So one fine evening of 23 September 2020 an Office Mail arrived announcing the Infineon iHack 2020 in which there were multiple tracks for each domain and had a specific problem statement for each track one had to build a solution for in a team.
Armed with my ML knowledge since the start of 2020 I quickly formed a team with my friends Shraddha, Dhanushri, Shreesha and since we had some idea about image processing and ML and statistical data but no clue on applied NLP ML, we started with what was most important ………deciding a cool name for project, it was rainy season in Delhi and in sept and mostly our project discussion were on weekends hence it magically landed on the word samosa, the full form of it came afterward
So here is how we approached the problem of building an autocomplete ML model from scratch and won as 2nd runner up in the first-ever Machine Learning Hackathon.
So our problem statement was to create an ML model trained on a given dataset that will generate the most accurate and relevant autocomplete give a uni-gram or bi-gram eg if the dataset includes an article on semiconductor then typing “Semiconductor” and the partial world “in” should give out [industry,intel, insulator, inductor] to achieve what we use in google autocomplete suggestion that came in 2010 around
Since we had 2 months of time to prepare and no practical NLP model hands-on to get an idea of what we were getting into , we started looking up various approaches that can be used to solve the problem , we all had prior knowledge of Tf-IDF and Markov chain which were part of NLP course in University but lot of buzzwords GPT-3 and other advanced model made us doubt ourself that there might be a better solution to it that we don’t know and since the other objective apart from solving the statement was learning too so we all set out to learn from whatever resource we could from medium articles , Youtube , Coursera in which i ended up doing entire 4 course specialization for remaining 80% if time until event to know the complete start to end of Natural language processing from state of the Art models to simple sentiment analysis and word count techniques, Here is my certificate from Coursera for it which was the collection of following courses :
- Natural Language Processing with Classification and Vector Spaces
- Natural Language Processing with Probabilistic Models
- Natural Language Processing with Sequence Models
- Natural Language Processing with Attention Models
After taking a complete tour of the landscape of NLP for finding the best (kickass) solution to fit our problem we decided to use a Hybrid approach to use Tf-Idf and Word2vec for our solution. As a regular podcast listener, I also gained some really useful and relevant suggestions and brain food for the project from the Podcast Practical Ai by Chris Benson & Daniel Whitenack for how NLP problems are solved at scale in the industry
I could write on a nice technical article on how I built my model (in short it was word2vec + Tf-Idf combined, if you want details to leave a comment below I’ll send my notes and whiteboard diagrams) but the real good takeaways and learning/challenges that I solved were
- How to efficiently save the models and load them back in memory and various file formats and their performance
- Performance difference between pandas and Numpy
- How much Cleaning and knowing your data is important and 80% of work in NLP
- No matter what another fancy state of the art solution you may find online, (as boring as it may sound and to explain to your colleagues or write on your resume )some custom solution based on classical known technique can give you a better and efficient solution if you know your data well.

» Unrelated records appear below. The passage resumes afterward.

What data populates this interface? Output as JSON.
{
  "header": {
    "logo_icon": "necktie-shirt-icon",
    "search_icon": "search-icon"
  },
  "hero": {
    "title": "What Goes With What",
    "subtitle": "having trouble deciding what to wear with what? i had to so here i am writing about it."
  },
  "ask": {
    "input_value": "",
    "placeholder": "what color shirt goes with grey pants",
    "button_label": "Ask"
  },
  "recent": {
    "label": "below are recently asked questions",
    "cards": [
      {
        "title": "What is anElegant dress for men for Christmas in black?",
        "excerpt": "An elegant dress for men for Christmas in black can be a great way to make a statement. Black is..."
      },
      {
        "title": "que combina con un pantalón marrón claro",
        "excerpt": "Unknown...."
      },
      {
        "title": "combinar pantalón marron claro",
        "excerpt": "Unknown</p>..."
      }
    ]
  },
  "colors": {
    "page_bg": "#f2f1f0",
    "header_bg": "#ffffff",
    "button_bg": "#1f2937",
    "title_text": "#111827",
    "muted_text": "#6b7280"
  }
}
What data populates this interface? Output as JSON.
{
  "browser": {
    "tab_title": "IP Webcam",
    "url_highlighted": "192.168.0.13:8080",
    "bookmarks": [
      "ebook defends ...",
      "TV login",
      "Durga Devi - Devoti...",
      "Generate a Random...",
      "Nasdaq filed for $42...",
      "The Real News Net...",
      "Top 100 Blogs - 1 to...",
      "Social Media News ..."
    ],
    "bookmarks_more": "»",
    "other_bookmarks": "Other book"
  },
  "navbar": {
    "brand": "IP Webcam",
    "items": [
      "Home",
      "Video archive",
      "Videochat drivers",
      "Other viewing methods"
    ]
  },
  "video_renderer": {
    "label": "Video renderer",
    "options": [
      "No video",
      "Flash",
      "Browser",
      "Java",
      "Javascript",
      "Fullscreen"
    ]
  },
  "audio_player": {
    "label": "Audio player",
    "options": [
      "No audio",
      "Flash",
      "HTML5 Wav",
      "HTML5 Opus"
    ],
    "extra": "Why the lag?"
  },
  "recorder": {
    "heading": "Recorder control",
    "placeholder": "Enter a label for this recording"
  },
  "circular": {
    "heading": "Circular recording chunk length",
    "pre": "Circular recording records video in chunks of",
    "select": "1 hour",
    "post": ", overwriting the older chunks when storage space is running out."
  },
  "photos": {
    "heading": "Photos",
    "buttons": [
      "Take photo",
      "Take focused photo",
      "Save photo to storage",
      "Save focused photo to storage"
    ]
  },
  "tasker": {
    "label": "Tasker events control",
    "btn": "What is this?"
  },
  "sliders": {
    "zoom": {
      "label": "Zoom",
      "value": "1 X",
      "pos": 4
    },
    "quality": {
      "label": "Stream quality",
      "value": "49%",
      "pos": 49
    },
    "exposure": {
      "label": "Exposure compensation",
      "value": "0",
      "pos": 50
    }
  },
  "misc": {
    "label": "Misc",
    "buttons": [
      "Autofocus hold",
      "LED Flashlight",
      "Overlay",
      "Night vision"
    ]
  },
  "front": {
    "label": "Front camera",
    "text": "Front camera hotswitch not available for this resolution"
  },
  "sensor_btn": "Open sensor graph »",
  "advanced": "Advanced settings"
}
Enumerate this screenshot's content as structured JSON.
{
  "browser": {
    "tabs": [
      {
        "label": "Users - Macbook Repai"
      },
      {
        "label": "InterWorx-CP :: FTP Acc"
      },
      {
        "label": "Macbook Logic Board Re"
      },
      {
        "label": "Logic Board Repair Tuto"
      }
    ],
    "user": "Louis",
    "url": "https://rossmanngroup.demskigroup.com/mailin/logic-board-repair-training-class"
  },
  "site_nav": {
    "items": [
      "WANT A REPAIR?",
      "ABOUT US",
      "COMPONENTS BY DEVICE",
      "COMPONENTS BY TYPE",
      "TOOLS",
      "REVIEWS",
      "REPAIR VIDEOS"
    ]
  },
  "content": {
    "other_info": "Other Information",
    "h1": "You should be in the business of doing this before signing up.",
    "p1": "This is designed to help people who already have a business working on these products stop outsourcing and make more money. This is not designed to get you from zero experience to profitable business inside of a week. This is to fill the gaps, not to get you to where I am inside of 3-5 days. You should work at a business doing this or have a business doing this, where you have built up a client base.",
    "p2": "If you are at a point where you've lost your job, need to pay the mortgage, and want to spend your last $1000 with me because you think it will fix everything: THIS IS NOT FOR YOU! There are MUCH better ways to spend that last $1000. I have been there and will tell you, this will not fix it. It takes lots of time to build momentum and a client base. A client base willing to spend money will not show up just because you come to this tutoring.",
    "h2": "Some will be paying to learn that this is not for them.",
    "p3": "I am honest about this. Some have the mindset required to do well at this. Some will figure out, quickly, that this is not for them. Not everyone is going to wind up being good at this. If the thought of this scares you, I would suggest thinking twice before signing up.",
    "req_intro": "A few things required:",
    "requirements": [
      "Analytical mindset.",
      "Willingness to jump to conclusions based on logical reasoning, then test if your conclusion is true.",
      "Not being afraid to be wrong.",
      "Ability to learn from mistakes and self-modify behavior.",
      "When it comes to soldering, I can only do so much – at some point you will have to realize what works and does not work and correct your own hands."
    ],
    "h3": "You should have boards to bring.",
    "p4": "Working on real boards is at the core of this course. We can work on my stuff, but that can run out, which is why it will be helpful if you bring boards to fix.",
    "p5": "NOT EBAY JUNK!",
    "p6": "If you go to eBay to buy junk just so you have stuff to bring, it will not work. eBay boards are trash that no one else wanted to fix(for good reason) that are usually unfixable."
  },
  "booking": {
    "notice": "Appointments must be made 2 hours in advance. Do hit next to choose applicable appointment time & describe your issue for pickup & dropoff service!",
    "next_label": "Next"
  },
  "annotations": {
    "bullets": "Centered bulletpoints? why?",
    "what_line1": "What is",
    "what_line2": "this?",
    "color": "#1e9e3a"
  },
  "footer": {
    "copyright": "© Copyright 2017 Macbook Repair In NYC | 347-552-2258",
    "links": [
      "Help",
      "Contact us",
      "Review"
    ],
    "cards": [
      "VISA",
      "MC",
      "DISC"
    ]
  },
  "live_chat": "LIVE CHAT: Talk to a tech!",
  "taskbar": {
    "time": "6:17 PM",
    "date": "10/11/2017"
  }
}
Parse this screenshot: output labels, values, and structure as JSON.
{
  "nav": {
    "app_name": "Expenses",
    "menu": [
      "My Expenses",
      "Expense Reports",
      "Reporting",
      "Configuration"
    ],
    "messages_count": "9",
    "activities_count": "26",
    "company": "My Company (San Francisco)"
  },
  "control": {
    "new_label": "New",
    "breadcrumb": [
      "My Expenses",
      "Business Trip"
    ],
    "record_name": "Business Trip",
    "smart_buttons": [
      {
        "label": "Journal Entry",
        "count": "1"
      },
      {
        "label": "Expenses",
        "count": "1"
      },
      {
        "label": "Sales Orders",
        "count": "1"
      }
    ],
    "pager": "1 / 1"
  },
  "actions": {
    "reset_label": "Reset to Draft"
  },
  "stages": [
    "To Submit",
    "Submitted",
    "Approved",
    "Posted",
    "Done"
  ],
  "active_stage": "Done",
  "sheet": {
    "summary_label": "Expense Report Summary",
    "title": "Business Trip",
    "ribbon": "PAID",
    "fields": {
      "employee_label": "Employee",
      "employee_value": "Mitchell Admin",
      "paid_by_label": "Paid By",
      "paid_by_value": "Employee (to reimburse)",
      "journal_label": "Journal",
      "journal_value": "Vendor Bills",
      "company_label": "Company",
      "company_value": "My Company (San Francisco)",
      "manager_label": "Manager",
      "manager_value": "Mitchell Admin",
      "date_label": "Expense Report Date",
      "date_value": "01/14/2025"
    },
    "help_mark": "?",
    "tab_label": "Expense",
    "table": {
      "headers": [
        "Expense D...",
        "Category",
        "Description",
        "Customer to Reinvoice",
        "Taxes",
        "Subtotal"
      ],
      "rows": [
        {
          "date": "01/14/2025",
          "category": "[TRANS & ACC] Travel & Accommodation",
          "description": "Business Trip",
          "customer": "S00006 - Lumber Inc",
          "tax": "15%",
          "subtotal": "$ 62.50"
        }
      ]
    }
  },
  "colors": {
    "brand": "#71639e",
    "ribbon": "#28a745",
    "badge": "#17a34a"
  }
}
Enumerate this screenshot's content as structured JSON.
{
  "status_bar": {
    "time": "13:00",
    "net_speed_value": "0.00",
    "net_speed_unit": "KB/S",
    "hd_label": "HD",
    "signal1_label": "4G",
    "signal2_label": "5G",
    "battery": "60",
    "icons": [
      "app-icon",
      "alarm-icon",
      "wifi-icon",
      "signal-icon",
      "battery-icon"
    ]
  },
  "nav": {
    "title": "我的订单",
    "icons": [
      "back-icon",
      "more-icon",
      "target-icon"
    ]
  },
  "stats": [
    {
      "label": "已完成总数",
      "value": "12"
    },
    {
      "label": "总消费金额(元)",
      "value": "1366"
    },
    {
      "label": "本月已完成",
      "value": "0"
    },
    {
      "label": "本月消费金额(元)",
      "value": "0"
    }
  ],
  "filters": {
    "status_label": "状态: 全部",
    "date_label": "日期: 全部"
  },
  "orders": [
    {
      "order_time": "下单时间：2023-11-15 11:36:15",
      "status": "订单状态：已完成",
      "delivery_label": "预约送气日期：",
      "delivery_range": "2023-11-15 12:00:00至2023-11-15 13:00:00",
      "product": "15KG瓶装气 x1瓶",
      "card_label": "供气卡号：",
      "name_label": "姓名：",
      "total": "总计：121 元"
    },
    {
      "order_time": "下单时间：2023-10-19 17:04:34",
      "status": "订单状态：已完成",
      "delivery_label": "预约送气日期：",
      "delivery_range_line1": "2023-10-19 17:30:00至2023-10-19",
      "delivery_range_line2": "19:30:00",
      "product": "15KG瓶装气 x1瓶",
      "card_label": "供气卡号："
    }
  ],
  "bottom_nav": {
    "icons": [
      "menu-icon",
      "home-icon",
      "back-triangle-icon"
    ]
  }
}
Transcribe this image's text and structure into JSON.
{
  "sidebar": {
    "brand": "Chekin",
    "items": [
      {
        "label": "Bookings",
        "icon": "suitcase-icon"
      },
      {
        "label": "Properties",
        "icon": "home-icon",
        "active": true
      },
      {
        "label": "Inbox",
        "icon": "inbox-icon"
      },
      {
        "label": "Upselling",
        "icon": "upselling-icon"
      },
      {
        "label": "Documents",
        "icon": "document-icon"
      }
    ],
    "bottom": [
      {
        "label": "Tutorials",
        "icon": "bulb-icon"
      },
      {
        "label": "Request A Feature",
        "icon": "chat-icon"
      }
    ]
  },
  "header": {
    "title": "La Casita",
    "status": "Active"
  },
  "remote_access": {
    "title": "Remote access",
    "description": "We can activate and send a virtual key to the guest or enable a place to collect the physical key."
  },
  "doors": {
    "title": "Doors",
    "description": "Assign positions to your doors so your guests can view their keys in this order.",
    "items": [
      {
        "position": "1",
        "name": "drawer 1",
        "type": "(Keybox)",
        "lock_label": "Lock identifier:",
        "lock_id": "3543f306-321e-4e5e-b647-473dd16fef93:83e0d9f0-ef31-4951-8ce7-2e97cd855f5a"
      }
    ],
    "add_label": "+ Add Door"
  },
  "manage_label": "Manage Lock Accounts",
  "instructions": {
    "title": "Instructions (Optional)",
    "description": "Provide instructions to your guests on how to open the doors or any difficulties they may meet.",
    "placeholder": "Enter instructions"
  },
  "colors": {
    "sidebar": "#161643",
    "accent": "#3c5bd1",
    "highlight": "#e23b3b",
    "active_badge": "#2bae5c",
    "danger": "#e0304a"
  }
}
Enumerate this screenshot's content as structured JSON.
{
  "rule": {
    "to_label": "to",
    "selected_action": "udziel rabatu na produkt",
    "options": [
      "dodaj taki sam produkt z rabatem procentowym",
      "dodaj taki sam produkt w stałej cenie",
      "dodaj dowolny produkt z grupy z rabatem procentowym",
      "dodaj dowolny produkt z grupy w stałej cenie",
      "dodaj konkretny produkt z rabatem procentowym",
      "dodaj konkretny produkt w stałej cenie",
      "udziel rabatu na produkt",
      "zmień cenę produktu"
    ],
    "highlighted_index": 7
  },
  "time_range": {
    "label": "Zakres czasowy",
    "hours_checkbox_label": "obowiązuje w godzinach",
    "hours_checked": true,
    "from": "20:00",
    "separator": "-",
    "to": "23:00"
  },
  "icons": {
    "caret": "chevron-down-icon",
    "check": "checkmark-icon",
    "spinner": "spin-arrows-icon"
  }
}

- It’s every programmer’s dream to have a supercomputer equivalent processing power in their machine but try to use the cloud instead of burning your system down, especially for learning and side projects.
- Just like we have Github for code versioning there is Data version Control and other tools to be explored
- Make notes of what works to what not works and when reading some paper note down terms you don’t understand and look it up later
Lastly, write down the approach and your working as you build if you know you are going to write about it and don’t have to sum up in short like i did 🙈 and can write a good technical article about it.
PS: Added some articles I found online notes in reference at the end.
In every project there is and should be a team lead or project in-charge and not pretend like no one is the team leader and everyone is in charge, being the one in this team and for other projects over years as a person in charge here are few things one should always take care off.
- Listen to every idea before you present your own
- Know the strong and weak areas of every team member and divide work accordingly.
- Meeting can be a real-time blackhole so set an agenda before the meeting or tell others in advance the topics to be discussed in teams and reschedule if nothing Important is to be discussed or even 1 member is missing.
- Make sure everyone gets a chance to what they want to work on and everyone does work and don’t keep members who just do MBA 101 stuff more than actual relevant work to an engineering project.
Give a nice crisp presentation and don’t worry about the prize it’s learning that matters in long run.